Buzz Lightyear is going on one more adventure, albeit not as wild as his previous others, but it will be just as exciting. The well-known astronaut from the Toy Story series will be landing at the Smithsonian National Air and Space Museum today.
John Lassiter, the chief creative officer at PIXAR and creator of Buzz, will be presenting a 12-inch Buzz Lightyear action figure to the museum in a special ceremony. Watch a live webcast of Buzz’s presentation to the Smithsonian. Along with Lassiter, representatives from the Smithsonian as well as Lori Graver, deputy administrator for NASA, will attend the ceremony.
Buzz will become part of the museum’s collections because this famous toy astronaut actually traveled in the space shuttle Discovery to the International Space Station.
The arrival of Buzz Lightyear to the Smithsonian seems like a likely destination for one of the more famous astronauts in recent years. Lassiter had hoped for this, saying in a 2009 interview with collectSpace.com “Frankly, I would love it to go to the Smithsonian so that kids can actually see this Buzz went to space.”
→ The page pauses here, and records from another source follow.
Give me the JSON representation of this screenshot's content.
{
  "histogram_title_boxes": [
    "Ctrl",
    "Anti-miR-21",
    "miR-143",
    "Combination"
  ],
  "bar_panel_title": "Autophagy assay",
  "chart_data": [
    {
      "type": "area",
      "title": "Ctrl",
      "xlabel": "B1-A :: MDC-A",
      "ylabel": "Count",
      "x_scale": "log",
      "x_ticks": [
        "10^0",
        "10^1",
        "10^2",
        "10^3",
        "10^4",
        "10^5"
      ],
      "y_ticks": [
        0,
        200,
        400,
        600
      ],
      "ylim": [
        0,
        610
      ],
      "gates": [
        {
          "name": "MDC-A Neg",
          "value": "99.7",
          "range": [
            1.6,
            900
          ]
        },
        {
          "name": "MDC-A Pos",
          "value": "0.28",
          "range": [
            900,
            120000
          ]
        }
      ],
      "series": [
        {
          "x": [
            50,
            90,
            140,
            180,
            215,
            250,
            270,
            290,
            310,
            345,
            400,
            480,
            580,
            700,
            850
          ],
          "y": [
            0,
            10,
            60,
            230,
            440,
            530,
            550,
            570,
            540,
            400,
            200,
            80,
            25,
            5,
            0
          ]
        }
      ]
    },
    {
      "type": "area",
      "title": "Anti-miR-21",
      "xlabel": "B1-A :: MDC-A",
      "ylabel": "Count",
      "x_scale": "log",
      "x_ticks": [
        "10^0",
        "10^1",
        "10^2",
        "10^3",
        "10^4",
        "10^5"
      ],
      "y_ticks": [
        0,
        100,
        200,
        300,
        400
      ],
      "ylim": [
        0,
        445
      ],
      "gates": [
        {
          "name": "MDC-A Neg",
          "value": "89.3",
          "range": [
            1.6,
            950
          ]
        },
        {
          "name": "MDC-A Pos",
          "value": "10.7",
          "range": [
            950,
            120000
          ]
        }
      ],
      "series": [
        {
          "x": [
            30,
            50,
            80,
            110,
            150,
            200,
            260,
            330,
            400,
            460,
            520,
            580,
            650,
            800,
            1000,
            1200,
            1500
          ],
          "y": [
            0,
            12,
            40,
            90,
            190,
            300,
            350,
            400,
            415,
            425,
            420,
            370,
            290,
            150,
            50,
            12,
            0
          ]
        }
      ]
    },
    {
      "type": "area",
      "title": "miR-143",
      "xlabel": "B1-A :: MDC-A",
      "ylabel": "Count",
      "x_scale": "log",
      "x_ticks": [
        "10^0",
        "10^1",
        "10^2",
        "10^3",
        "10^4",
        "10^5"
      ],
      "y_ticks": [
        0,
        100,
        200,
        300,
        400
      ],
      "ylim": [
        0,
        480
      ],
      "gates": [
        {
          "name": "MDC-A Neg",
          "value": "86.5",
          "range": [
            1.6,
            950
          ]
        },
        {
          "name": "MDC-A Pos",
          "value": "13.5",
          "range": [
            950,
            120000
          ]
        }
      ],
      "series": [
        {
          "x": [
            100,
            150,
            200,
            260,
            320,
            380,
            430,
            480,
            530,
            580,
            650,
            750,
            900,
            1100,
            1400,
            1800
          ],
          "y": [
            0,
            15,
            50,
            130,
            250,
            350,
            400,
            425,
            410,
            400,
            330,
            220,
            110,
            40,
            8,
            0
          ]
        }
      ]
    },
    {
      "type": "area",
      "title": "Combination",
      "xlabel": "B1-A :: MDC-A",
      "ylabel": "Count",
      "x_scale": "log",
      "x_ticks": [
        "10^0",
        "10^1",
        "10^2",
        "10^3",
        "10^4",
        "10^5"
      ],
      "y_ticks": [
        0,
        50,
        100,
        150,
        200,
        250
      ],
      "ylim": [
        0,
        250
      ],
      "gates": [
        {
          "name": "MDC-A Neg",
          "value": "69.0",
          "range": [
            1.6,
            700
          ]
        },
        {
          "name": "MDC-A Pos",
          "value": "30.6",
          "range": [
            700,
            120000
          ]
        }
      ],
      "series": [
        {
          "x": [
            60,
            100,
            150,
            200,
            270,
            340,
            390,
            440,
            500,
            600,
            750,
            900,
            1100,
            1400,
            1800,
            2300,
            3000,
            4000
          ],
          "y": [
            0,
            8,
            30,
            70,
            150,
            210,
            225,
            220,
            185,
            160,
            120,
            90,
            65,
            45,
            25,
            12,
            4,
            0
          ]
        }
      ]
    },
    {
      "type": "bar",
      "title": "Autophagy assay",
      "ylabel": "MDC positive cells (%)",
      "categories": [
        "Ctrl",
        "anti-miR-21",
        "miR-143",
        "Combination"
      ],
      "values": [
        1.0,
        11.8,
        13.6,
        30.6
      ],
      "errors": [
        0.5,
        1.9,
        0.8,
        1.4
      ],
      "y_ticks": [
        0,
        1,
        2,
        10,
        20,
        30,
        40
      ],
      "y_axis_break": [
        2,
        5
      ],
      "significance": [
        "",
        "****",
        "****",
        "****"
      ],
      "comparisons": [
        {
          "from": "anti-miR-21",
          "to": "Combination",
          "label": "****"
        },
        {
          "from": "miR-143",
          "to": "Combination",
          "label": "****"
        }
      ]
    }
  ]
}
Lightyear was flown up to the space station aboard the Discovery Space Shuttle in June 2008 in collaboration with Walt Disney and NASA. Additionally there were several other activities attached to the launching of Buzz including a mission patch design contest for students and Buzz Lightyear educational online games and videos. A year later the iconic action figure was welcomed back to earth with a parade along with fellow astronaut Mike Finkcke and the Buzz’s namesake, Buzz Aldrin.
Buzz Lightyear’s admission to the museum coincides with the arrival of the space shuttle that he traveled upon. That event will take place on April 19 and is a part of a larger shuttle themed gallery, Moving Beyond Earth, which will open later this year.
While he may be an action figure, it seems almost poetic that Buzz Lightyear will end his event-filled journey at the National Air and Space Museum. He conveniently blends in among the older artifacts of the museum, especially the space suits worn by the likes of Buzz Aldrin. Lassiter stated in 2009 “A big part of his design was based on how the Apollo astronauts looked…That’s why he is primarily white and he has that big, clear helmet and he has a skullcap; it’s very much based upon the real NASA astronauts.”